The decision was passed by a 19-1 vote at the Board of Directors meeting in January.
Districts will aim to have at least 16 teams and there will be a committee, which hasn't been formed yet, appointed to help put together eight-game season schedules against teams in their respective districts. The goal is to have at least 10 schools in each district.
Marshall football coach Terry Bahlmann is looking forward to the change, as the Tigers have struggled to fill their schedule the past few years.
"I've always have been an advocate of trying to do something different," Bahlmann said. "We know we're going to get our schedule filled. That has been a problem in the past."
Bahlmann spent time coaching high school football in Iowa, a state that made a similar change in its football format and he felt people were opposed at first, but eventually grew to like the system.
Minneota football coach Chad Johnston has been a member of the Football Advisory Committee for the last four years and knows the scheduling has been a conflict for the past few years.
It was such a hot topic, that state politicians were starting to get concerned over the matter.
"We decided that we would handle the problem internally before we let state politicians get involved," Johnston said.
Johnston, who's Vikings moved up to Class 2A last season does have some concerns that it will change the team's schedule too dramatically.
He knows it's a big wait-and-see process.
"We were sitting pretty good," Johnston said. "It will be interesting to see where they draw the line.
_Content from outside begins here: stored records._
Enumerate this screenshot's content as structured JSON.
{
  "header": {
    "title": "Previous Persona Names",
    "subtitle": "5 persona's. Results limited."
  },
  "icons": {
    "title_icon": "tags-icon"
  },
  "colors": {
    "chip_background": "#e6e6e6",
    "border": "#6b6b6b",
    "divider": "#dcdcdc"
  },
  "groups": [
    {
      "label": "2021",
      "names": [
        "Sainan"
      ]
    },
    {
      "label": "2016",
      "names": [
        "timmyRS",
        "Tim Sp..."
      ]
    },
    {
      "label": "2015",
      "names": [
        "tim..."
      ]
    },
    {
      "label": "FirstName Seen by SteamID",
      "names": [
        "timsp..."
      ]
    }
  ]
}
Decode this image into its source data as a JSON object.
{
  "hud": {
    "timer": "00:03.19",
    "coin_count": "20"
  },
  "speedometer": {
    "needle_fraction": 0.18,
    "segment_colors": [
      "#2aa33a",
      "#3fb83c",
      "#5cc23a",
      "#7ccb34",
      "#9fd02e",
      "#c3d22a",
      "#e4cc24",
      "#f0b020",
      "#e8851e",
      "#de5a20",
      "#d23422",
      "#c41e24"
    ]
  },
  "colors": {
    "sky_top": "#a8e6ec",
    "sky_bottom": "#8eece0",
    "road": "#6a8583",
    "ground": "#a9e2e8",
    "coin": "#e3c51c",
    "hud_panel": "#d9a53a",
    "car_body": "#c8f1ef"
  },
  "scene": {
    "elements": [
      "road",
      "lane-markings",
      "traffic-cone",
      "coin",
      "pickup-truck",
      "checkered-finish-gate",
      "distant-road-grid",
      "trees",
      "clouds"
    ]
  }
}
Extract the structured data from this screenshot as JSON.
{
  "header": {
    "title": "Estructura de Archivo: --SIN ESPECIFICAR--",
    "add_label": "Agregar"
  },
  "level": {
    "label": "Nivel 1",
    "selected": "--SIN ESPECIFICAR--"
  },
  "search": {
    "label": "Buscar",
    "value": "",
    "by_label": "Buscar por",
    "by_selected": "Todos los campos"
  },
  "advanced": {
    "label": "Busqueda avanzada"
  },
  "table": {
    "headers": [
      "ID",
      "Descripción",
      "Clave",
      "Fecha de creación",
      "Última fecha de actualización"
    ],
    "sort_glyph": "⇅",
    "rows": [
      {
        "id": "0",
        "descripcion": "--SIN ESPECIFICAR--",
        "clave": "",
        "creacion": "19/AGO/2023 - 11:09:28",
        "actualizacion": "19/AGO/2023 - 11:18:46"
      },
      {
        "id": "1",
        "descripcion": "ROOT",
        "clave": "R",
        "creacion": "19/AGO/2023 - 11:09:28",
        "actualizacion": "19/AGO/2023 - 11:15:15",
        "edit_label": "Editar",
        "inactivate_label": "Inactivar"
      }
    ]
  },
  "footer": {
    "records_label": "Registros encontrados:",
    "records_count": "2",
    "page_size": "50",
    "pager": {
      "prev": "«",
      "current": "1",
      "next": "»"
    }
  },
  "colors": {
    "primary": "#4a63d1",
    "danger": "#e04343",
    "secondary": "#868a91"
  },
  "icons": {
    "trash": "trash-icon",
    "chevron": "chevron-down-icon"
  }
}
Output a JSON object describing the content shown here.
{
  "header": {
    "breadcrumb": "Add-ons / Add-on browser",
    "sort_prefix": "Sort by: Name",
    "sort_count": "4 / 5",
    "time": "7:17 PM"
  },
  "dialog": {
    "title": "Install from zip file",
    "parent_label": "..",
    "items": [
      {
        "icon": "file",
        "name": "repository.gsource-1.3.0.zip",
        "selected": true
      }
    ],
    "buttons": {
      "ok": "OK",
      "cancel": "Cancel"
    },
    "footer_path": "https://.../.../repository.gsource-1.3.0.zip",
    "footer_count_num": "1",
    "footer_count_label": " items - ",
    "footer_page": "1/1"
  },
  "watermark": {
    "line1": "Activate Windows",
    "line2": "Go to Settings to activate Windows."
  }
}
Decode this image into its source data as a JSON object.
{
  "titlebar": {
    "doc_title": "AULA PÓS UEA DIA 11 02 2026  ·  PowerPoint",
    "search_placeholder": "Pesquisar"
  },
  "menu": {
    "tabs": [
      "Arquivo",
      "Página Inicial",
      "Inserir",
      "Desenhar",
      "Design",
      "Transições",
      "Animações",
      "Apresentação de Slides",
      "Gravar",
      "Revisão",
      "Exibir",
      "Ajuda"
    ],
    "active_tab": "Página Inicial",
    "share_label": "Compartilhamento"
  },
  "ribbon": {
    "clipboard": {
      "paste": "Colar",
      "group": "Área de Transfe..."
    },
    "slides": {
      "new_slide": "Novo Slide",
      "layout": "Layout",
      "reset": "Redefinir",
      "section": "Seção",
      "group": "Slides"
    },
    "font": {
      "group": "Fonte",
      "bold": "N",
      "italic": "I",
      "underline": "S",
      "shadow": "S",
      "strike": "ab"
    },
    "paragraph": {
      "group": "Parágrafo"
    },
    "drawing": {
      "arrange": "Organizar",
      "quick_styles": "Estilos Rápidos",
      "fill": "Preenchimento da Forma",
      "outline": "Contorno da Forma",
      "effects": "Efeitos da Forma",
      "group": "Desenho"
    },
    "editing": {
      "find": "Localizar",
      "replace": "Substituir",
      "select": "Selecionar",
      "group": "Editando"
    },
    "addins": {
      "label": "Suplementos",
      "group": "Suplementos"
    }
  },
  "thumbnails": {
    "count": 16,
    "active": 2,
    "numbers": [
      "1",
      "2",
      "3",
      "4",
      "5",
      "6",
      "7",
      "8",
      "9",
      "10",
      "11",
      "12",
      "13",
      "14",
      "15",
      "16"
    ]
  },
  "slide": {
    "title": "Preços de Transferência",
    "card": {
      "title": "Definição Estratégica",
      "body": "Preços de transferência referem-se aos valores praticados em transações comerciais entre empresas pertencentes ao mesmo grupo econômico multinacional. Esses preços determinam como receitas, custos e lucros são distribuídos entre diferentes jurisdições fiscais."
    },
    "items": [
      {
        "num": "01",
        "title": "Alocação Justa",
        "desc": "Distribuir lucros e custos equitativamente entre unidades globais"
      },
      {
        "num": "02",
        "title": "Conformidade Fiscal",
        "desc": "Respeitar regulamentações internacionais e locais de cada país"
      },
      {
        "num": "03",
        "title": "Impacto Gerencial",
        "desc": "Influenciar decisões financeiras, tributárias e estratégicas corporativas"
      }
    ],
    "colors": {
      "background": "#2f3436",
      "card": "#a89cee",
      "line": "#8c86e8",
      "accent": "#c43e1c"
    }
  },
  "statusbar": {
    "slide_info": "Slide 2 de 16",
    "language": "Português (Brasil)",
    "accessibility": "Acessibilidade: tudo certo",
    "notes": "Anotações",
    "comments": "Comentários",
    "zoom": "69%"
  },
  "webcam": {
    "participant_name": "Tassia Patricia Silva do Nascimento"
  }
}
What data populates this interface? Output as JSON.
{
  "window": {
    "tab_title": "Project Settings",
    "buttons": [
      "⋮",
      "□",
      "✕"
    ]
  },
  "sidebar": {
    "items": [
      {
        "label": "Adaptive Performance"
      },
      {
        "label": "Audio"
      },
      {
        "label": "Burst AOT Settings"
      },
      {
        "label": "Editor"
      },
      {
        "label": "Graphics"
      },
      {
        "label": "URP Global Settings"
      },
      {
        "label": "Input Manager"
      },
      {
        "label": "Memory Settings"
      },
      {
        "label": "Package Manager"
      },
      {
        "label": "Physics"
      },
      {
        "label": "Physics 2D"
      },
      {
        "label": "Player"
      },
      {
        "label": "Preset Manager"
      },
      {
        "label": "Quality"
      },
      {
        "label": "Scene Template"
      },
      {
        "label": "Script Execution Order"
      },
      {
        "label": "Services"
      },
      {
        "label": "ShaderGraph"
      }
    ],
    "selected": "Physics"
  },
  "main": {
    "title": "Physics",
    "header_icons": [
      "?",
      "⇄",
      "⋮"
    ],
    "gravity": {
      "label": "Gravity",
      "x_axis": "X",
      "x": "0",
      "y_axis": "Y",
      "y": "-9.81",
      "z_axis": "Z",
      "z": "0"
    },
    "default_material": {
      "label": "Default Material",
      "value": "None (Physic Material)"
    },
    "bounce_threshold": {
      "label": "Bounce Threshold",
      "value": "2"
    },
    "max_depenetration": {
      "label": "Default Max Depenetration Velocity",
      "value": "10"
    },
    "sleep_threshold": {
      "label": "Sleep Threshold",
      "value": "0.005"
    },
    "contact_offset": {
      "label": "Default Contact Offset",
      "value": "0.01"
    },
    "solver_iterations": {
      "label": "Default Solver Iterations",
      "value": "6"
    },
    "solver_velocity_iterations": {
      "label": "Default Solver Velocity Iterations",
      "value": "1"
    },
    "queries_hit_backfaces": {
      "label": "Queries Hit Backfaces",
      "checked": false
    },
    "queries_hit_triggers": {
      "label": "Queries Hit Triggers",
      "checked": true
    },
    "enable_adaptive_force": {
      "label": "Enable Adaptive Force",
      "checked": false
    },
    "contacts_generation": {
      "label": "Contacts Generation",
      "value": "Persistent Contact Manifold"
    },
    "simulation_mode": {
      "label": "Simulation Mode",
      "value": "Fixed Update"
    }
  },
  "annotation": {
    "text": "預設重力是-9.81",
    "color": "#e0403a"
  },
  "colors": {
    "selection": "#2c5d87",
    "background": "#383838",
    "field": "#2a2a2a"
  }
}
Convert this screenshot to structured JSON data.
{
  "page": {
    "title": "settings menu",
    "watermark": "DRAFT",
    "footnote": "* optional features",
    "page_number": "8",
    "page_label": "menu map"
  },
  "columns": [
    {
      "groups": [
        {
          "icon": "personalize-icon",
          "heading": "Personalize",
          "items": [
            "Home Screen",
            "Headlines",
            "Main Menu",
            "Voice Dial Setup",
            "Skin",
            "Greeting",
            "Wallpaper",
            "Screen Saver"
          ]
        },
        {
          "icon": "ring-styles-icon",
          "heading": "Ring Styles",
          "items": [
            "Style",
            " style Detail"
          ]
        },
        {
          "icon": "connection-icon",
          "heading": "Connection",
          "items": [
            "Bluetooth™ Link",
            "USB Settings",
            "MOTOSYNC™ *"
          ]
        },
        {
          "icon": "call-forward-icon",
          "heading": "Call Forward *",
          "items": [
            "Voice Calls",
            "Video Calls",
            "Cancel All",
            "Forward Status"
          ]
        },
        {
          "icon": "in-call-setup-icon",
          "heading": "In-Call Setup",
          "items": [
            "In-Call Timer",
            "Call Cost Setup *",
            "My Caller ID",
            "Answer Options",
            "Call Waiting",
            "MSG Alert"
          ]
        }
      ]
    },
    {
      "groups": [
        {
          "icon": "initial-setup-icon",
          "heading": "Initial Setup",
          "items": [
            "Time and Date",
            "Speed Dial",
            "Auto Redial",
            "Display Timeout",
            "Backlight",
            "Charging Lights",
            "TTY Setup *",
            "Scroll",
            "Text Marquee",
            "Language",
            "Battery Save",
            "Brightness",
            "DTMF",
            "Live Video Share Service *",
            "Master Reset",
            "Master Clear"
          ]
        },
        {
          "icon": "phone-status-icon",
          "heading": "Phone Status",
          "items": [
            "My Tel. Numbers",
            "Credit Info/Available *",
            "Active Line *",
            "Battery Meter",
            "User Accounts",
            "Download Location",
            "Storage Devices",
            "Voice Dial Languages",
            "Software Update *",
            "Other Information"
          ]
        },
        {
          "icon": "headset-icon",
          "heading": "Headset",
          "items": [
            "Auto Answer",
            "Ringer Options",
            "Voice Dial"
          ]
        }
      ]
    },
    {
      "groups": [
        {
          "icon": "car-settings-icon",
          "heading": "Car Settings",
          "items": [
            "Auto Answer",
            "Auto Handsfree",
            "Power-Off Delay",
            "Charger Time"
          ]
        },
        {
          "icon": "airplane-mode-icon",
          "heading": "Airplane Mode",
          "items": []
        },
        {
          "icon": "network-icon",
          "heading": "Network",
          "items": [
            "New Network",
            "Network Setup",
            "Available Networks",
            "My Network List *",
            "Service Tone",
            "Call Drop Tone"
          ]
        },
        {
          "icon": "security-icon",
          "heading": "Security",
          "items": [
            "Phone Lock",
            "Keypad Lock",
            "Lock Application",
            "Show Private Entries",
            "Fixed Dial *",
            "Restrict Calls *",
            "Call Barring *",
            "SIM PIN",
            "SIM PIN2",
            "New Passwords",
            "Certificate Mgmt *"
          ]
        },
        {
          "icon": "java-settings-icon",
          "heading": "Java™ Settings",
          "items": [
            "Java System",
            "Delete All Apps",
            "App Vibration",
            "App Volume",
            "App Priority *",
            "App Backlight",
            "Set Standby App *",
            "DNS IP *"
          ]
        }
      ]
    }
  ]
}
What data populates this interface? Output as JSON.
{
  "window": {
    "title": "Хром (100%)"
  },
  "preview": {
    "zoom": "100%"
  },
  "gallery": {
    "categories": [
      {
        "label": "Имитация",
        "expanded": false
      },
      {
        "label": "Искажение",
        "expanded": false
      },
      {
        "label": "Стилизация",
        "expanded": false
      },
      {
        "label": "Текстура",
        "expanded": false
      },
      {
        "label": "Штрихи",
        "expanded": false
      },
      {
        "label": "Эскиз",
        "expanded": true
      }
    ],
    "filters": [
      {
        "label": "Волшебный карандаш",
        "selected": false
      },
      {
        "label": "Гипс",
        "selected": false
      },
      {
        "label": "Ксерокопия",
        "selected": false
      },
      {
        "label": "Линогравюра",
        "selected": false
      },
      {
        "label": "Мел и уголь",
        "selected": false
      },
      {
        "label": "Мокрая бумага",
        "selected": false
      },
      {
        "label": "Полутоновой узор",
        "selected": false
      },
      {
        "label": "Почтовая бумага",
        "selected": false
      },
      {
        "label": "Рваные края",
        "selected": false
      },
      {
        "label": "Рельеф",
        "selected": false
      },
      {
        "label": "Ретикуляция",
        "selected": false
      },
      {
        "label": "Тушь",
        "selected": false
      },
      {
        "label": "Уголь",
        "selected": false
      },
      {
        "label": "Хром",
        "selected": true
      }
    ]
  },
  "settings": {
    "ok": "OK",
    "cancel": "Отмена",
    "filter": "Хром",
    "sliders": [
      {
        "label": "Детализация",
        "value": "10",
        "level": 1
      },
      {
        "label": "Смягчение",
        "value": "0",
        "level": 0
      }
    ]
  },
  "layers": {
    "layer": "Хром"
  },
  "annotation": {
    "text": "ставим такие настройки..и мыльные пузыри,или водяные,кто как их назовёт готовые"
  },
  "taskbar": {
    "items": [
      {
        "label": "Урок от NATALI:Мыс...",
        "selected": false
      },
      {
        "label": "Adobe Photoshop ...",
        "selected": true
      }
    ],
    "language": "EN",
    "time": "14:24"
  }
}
It's not a cure-all formula, but I understand why the state made the decision that they did."
Johnston feels his team could end up playing up to 75 percent of the opponents that are already on their schedule.
Dawson-Boyd coach Cory Larson was indifferent to the change, as he also has had no problem filling his football schedule for the most part.
"I hope it doesn't change our conference too much," Larson said. "I love our conference. It's very competitive. I think the bigger schools are the ones that have had trouble filling the schedules. It seems that whenever there is problems with the bigger schools, that's when things change."
This change in format will not have any effect on the section seedings and playoffs. Districts, along with class and section assignments, will be changed and re-assigned every two years.